In RIDE, Murphy plays a criminal who assumes the identity of the marshal who was tracking him down. He is up against a local judge deliciously portrayed by a loud, wily Walter Matthau, and their banter easily sustains the first act. The swift screenplay by Borden (RED RIVER, VERA CRUZ, RIO BRAVO) Chase practically replicates the first act of THE WESTERNER with Matthau doing Walter Brennan’s hanging judge Roy Bean and Murphy, appropriately low key, in the Gary Cooper role. Sticking close to the William Wyler film, after an act’s worth of the two of them verbally dueling, they even get drunk and wake up the next morning hung-over, but in separate beds. I don’t think, in the conservative ‘50’s, that Audie would have felt comfortable with the gay inference of the same bed gag in THE WESTERNER (but then again, who knows...) Basically he plays straight man to Matthau’s loud mouth, but playing straight man takes a certain kind of talent, and he does it with aplomb.


A woman arrives in town who Audie knew in his real life, and she becomes a further threat to his charade being blown. Gia Scala acquits herself perfectly well, and all three performers are up to the demands not only of constant tension but of comic relief.


In the third act we get a serious villain thrown into the mix who isn’t one bit funny, played by the always-welcome, anywhere, anytime - Henry Silva.


The commentary track, again by Toby Roan, inevitably retraces some of the same stories - many of them, in fact - with which he littered the previous disc’s coverage. So pick one but perhaps not both.


Roan does produce the key salaries for this film, which is an unexpected pleasure. Using it as a template, we can get a sense of what all ‘B’s cost back in the day:


Overall budget: $800,000. (Today the goal is to keep ‘B’ budgets under two million.)

Audie: $50,000.

Matthau: $20,000.

Hobbs: $32,000.

Chase: $30,000.

The Dog: $40. Per week

The Dog’s trainer: $35. Per week.


IMDB was unduly hard on Audie’s westerns. They may have been ‘B’ budgeters, but regardless they deserved better. However, even IMDB couldn’t play down the virtues of NO NAME ON THE BULLET. This was Murphy’s finest genre production, and it holds up extremely well today.


How many of you remember 1951’s THE DAY THE EARTH STOOD STILL, with its message of pacifism and it’s subtext of Christ’s life and teachings? One of the commentary track historians makes a near-irrefutable case for NO NAME ON THE BULLET being a biblical allegory. True, Murphy plays an Angel of Death rather than an angel of mercy like Klaatu did in the sci-fi classic. But there are connections that just can’t be ignored. The town he rides into is called Lordsburg. There is no church in the town, which is conspicuous, but the character of Luke Drake, who tries to deflect Murphy’s murderous goal throughout the film, is the town doctor - eg. a ‘healer.’

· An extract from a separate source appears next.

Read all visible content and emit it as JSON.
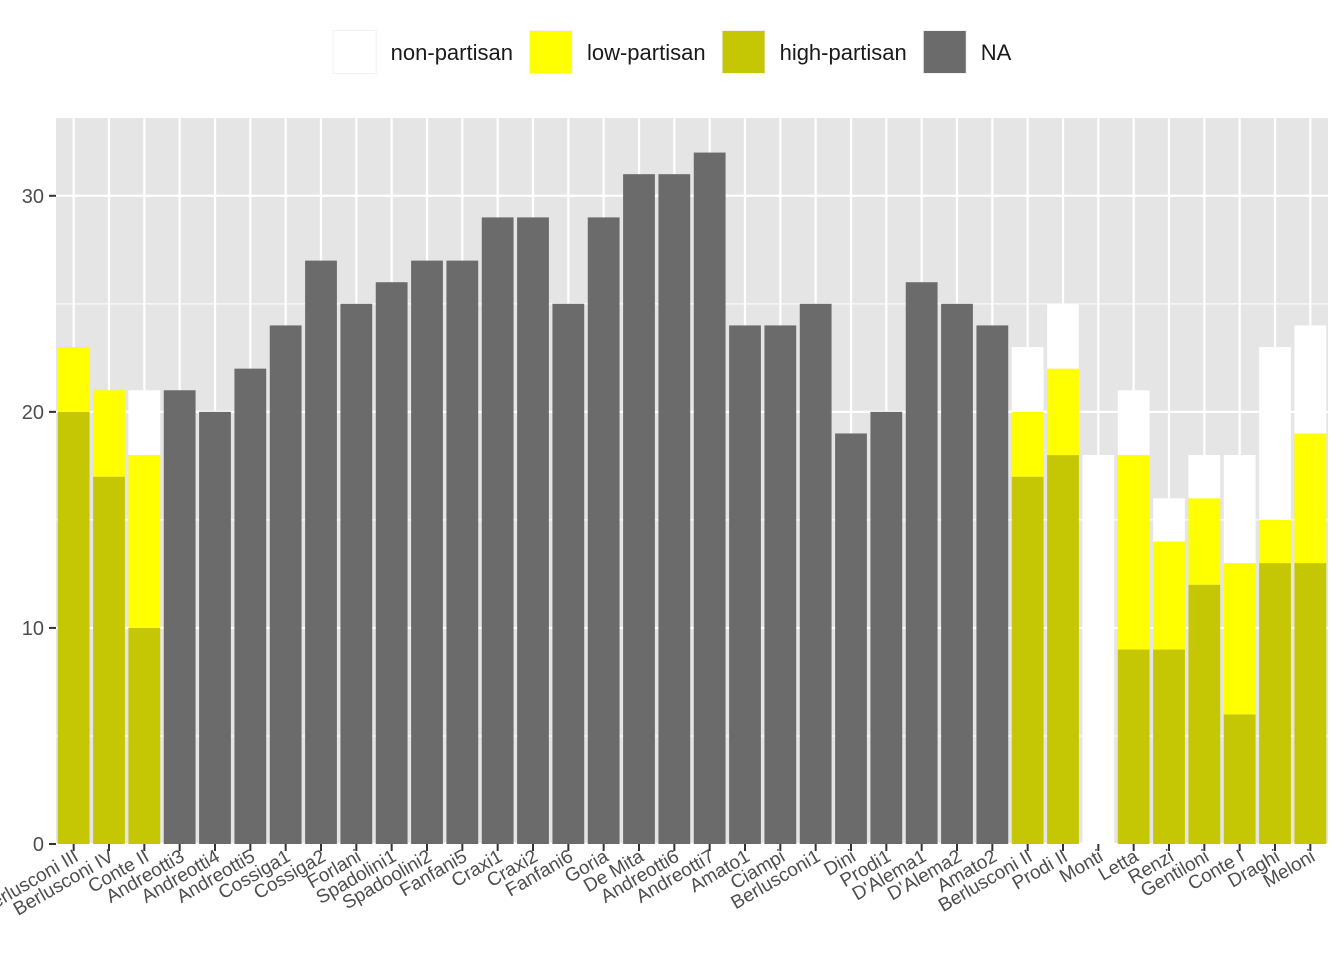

I can easily add another element to these: the Robot in THE DAY THE EARTH STOOD STILL, capable of wiping our planet off the face of the universe, is called Gort. Audie’s character is called Gant. Four letters each, both beginning with the letter ‘G’ and ending with the letter ‘t’. Hmmm... And screenwriter Gene Coon went on to write teleplays for the ‘60s STAR TREK tv series. I don’t think that director Jack Arnold’s previously helmed IT CAME FROM OUTER SPACE and THE INCREDIBLE SHRINKING MAN have any pertinent relevance. But then again, who knows...


It being the late ‘50s, the Hollywood Black List as subtext also works quite comfortably here. A great many films dealt sub-textually with the Commie witch hunt, appearing in every genre. The nature of the spiritual subtext here is more unique.


Audie is, by now, on top of his game, well up to the task of staring down everyone in town, and probably everyone on the crew as well. NO NAME ON THE BULLET is the apex of his film career, more powerful even than such one-off ‘A’ list performances as those in Joe Mankiewicz’s THE QUIET AMERICAN or John Huston’s THE UNFORGIVEN.